I recently gave a talk—at Pittcon 2009’s Wright-Williams award session honoring spectroscopy expert Dr. Jerry Workman from Luminous Medical, Inc.—on near-infrared spectroscopy and how it could remain relevant. The crux of the talk was that: 1) counterfeit drugs (and adulterated raw materials) were the largest current threat to the world’s health; and 2) NIR could help if only it were cheaper and easier to use (e.g., it used common parameters and algorithms).
The problems in the drug supply chain have been discussed in detail in this magazine for some time: adulterated raw materials, substituted dosage forms, false materials, and outdated drug lots sold as “good.” The cost (in mere money) is in the multi-billion-dollar range per year. The cost in human lives (not receiving needed medicines, drug-resistant microbes, and outright poisoning) is incalculable. In some countries, the majority of medicines may be counterfeit, largely because of the lack of a good, inexpensive technology for quickly determining the authenticity of the product.
Since the current means we have for detecting counterfeits are low tech (e.g., does the color match the Physicians’ Desk Reference?) or wet chemistry (“in the field” spot tests for barbiturates or opiates, or HPLC back at the lab), there is currently no quick and specific method to show that a dosage form is: a) the correct drug; and b) that it was made by the company on the label.[pullquote] The alternate is a simple, rugged, and inexpensive field NIR unit that could quickly scan a suspected product and check with a library for a spectral signature for an immediate “truth check.”
Well, the number of small, rugged, and, yes, inexpensive instruments becoming available makes the hardware portion a reasonable part of the puzzle. Software is also prolific (once we decide which parameters to use) and could be the second part to fit. But, what about the library where ALL the spectra of true products are to be kept? The library will be a work in progress forever; new companies, new locations, new products, and new equipment will always make subtle changes in the spectral library. A central location (or a few locations, linked by the web) would make sense. It could be updated continuously (sponsored by the industry and governments, but that is merely about money). How do we link the thousands of units in the field with the “mother” library? Actually, somewhat easily.

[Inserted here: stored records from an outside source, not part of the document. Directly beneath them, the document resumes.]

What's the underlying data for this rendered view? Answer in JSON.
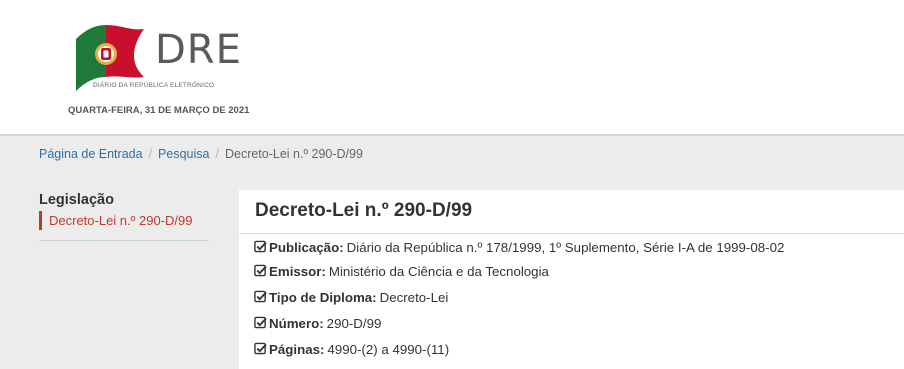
{
  "header": {
    "logo_text": "DRE",
    "logo_subtitle": "DIÁRIO DA REPÚBLICA ELETRÓNICO",
    "date": "QUARTA-FEIRA, 31 DE MARÇO DE 2021",
    "colors": {
      "green": "#1f7a3a",
      "red": "#c8102e",
      "gold": "#e2b13c"
    }
  },
  "breadcrumb": {
    "items": [
      "Página de Entrada",
      "Pesquisa"
    ],
    "current": "Decreto-Lei n.º 290-D/99",
    "separator": "/"
  },
  "sidebar": {
    "title": "Legislação",
    "items": [
      {
        "label": "Decreto-Lei n.º 290-D/99"
      }
    ],
    "accent": "#c0392b"
  },
  "document": {
    "title": "Decreto-Lei n.º 290-D/99",
    "fields": [
      {
        "label": "Publicação:",
        "value": "Diário da República n.º 178/1999, 1º Suplemento, Série I-A de 1999-08-02",
        "icon": "check-square-icon"
      },
      {
        "label": "Emissor:",
        "value": "Ministério da Ciência e da Tecnologia",
        "icon": "check-square-icon"
      },
      {
        "label": "Tipo de Diploma:",
        "value": "Decreto-Lei",
        "icon": "check-square-icon"
      },
      {
        "label": "Número:",
        "value": "290-D/99",
        "icon": "check-square-icon"
      },
      {
        "label": "Páginas:",
        "value": "4990-(2) a 4990-(11)",
        "icon": "check-square-icon"
      }
    ]
  }
}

A recent article in Forbes (April 13, 2009) caught my interest. It was about entrepreneur Dan Colussy and his efforts to resurrect the Iridium satellite network. Iridium made headlines in the 1990’s as a spectacular attempt to enable anyone, anywhere to converse by means of a special phone. 88 satellites were launched in all. The bad news: the phones cost $3000 apiece and the calls $3 to $7 a minute. In nine months, the company was bankrupt.
Said a Wired magazine article in 2000, “Iridium will be remembered for two things. One is that its technology changed the face of the global communications. The other is that it was a miserable failure.”
The technology part got Mr. Colussy and investors to generate $5 billion to get the system up and running again. Instead of focusing only on phones, he uses it to transmit GPS coordinates of hijacked trucks, the size of tsunamis in the Pacific, and the speed of dogsleds in the Iditarod in Alaska. Last year, says Forbes, he made a $54 million profit on an income of $320 million (320,000 customers). And it appears that a new network of satellites will come on line in 2012. The cost of receivers has fallen to around $250 (and is expected to drop to as low as $25) and the cost of a phone transmission dropping to five cents a minute by 2014.
Can we see a possible solution to the last piece of the puzzle? If a (true) world-wide system were available for a minimum expenditure and, if field operatives could quickly connect data from their hand-held NIR units with a central library, then we would have a powerful tool to fight counterfeiting in the field, in real time.
Now, all we have to do is get funding and convince the feuding instrument companies that there would be enough sales in it for them to each produce thousands of these units (shared patents?) and we have a way to combat one of the nastiest plagues since the Black Death in the middle ages.